Soudain, elle éclata en sanglots. Je lui tendis un mouchoir et elle s’essuya les yeux.

— Qui est au courant ?

— Personne ! Il m’avait demandé de garder le secret pour l’instant.

— Sinon, au cours de cette dispute dans le salon, pendant l’apéritif, que s’était-il dit ?

— Mon mari avait reproché aux garçons leur façon de vivre. Il s’est montré dur, blessant, et Marie n’avait pas été épargnée, elle non plus.

— Vous l’aimez bien, votre belle-fille ?

Elle hocha la tête d’un air indécis.

— Pas trop, en vérité. Je ne la cerne pas bien. Elle semble superficielle, mais je la crois intelligente et intéressée. Honnêtement, je ne comprends pas pourquoi Pierre s’est entichée d’elle. Cependant, je me suis toujours montrée polie à son égard. Je ne veux pas me fâcher avec mon fils.

— Vous et votre mari étiez mariés sous quel régime ?

— La séparation de biens ! Autrefois, j’étais sa secrétaire et il m’avait épousée. Il voulait que j’élève ses enfants et m'avait demandé de ne pas retravailler. J’avais accepté. Parce que je l’aimais. Et puis après… j’ai regretté.

— Pourquoi ?

— J’étais cantonnée dans mon rôle de femme au foyer alors qu’avant, j’avais un métier. J’aurais voulu continuer à travailler avec lui. Mais il ne le voulait pas.

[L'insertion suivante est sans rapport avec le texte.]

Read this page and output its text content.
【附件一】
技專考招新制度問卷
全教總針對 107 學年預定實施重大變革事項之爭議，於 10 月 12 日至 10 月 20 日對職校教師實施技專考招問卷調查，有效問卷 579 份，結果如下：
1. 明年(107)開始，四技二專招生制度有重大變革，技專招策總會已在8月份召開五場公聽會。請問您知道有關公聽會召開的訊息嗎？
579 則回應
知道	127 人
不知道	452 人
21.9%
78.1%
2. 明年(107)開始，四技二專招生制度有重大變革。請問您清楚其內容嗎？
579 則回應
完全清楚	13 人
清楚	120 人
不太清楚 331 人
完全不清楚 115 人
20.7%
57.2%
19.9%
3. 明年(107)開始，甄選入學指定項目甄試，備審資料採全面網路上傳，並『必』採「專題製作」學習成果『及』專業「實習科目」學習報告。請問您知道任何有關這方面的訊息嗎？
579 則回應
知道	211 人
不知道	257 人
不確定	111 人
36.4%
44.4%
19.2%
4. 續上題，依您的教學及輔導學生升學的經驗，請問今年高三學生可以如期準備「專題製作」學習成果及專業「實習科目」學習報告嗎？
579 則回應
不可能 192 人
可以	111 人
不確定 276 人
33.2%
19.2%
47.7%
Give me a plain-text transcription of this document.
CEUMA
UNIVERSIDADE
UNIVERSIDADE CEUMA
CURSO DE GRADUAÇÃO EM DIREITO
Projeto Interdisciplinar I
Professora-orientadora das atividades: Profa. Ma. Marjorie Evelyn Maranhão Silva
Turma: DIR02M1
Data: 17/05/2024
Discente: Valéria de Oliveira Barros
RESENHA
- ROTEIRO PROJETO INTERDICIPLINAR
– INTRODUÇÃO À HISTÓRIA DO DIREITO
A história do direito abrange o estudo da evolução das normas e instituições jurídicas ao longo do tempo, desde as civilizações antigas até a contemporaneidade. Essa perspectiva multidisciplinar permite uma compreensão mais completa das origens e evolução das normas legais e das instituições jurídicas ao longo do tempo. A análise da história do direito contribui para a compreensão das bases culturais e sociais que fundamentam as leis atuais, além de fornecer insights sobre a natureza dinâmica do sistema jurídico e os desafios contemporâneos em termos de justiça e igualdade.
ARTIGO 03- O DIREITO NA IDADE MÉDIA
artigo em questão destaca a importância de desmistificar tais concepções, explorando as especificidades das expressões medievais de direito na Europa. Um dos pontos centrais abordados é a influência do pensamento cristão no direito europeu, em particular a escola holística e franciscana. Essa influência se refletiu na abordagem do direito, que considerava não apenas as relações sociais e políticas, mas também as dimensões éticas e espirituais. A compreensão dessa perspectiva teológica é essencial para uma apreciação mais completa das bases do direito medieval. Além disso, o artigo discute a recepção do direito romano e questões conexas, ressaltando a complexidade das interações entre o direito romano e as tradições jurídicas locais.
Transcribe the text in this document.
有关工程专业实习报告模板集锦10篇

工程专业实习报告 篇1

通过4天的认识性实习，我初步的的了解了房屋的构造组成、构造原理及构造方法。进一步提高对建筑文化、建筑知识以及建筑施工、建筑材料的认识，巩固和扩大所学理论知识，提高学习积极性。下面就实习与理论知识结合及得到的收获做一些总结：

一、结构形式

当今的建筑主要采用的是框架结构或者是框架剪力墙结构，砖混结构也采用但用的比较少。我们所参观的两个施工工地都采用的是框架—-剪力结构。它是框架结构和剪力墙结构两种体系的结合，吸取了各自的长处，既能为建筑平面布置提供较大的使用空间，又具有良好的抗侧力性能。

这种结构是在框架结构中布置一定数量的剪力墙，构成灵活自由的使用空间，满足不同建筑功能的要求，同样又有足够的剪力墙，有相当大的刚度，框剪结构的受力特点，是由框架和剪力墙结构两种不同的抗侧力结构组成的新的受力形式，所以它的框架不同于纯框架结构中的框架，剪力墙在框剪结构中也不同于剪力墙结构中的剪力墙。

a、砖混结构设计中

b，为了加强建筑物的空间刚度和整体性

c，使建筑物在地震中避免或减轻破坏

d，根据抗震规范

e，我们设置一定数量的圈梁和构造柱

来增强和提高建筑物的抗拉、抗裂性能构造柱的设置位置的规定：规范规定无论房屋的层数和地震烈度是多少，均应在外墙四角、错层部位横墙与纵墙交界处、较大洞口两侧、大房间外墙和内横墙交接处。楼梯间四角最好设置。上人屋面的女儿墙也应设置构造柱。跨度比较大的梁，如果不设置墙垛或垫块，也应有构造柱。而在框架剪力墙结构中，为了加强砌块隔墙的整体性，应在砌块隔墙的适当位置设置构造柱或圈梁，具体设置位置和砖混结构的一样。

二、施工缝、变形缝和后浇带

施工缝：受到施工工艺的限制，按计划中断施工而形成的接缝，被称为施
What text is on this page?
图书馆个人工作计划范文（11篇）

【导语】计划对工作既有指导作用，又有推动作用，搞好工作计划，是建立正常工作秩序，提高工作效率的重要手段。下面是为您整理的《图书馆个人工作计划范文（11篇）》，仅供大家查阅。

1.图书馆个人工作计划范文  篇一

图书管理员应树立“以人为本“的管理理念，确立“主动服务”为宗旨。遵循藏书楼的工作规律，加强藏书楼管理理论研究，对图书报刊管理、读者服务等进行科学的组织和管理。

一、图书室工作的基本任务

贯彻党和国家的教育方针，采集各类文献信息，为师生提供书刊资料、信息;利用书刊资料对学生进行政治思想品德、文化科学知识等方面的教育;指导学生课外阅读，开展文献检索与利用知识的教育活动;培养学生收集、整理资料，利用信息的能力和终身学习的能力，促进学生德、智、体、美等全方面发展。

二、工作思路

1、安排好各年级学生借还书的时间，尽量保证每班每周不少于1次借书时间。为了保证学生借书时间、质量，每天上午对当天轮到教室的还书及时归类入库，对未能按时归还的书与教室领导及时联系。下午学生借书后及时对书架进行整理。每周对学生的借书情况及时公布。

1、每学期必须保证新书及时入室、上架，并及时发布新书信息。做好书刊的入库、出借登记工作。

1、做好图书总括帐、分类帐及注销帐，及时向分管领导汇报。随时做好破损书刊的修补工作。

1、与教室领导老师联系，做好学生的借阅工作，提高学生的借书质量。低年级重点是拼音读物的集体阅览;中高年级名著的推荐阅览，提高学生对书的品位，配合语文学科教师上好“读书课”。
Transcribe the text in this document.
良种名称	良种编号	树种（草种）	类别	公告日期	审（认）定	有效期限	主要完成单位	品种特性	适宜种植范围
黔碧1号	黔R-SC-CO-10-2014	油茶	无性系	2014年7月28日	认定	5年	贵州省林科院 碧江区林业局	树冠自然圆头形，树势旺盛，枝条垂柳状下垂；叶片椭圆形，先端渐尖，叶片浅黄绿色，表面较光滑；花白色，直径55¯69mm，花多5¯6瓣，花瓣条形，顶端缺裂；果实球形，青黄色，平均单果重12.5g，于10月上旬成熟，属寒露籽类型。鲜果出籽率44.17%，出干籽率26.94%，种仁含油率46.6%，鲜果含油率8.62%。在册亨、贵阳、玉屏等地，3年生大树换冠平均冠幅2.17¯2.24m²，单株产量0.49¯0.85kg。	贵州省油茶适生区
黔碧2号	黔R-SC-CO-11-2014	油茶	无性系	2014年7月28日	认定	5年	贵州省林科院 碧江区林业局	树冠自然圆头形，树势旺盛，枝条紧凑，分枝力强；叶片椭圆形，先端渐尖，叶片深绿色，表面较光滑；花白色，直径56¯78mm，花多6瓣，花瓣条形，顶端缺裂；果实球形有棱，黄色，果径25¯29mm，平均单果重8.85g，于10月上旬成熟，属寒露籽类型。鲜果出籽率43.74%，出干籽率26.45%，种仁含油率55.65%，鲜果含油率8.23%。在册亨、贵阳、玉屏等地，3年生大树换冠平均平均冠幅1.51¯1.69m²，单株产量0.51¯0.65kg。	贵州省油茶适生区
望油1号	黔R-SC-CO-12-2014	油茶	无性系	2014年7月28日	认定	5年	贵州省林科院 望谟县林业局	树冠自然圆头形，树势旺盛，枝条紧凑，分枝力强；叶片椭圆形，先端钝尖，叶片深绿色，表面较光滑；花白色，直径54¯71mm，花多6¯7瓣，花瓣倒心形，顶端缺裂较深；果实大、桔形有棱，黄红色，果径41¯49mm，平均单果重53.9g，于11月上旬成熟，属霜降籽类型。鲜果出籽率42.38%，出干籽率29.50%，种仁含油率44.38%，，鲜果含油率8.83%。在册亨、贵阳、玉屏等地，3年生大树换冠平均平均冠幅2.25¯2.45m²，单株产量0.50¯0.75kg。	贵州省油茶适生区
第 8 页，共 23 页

Bon, je n'étais pas malheureuse, mais... je m'ennuyais. Ses dîners d'affaires au manoir, ses relations... J'avais l'impression de faire partie du décor.

Elle hésita.

— Et puis, finalement. rien n'est à moi ici ! Je ne sais pas ce que je vais devenir. Je vais peut-être devoir quitter Beaumanoir.

— Il n'y a pas eu de donation entre époux ?

— Non, et je ne sais même pas s'il a rédigé un testament. Il ne nous disait jamais rien.

Elle se remit à pleurer. La voir ainsi me serrait le cœur.

— Bon, je crois qu'on va arrêter là pour aujourd'hui, suggéra le commissaire.

Elle se leva, en larmes. Puis elle se retourna vers le Renouf.

— S'il vous plait, retrouvez celui qui a tué mon mari !

Puis elle sortit.

Renouf s'adressa à Bertier :

— Nous allons convoquer de nouveau ses deux fils et aussi la belle-fille au commissariat. Il ne nous ont pas tout dit de cette dispute. On pourrait apprendre encore bien d’autres choses les concernant.

— Vous la croyez coupable ?

— Non. Bien qu’on puisse sentir un peu de rébellion en elle, ce n'est pas une raison suffisante.

— Si elle savait que son mari était condamné, pourquoi l’aurait-elle tué ? remarquai-je. Si elle souhaitait vraiment sa mort, elle n'aurait eu qu'à attendre.

Renouf se tourna vers moi et sourit.

— Gilbert, votre raisonnement tient la route.

On entendit soudain toquer à la porte discrètement. Je me levai pour ouvrir. C’était le majordome, toujours aussi obséquieux, accompagné d’une jeune femme rousse, vêtue d’une robe noire et d’ un tablier blanc.

— Je m'excuse de vous importuner, Messieurs, mais la femme de chambre est revenue. Si vous souhaitez l’interroger…

* Les faits se déroulent en septembre 1964. Heureusement, la loi du 13/07/1965 permit enfin aux femmes mariées, jusque-là considérées comme des mineures, de travailler et d’ouvrir un compte en banque sans l’autorisation de leur époux.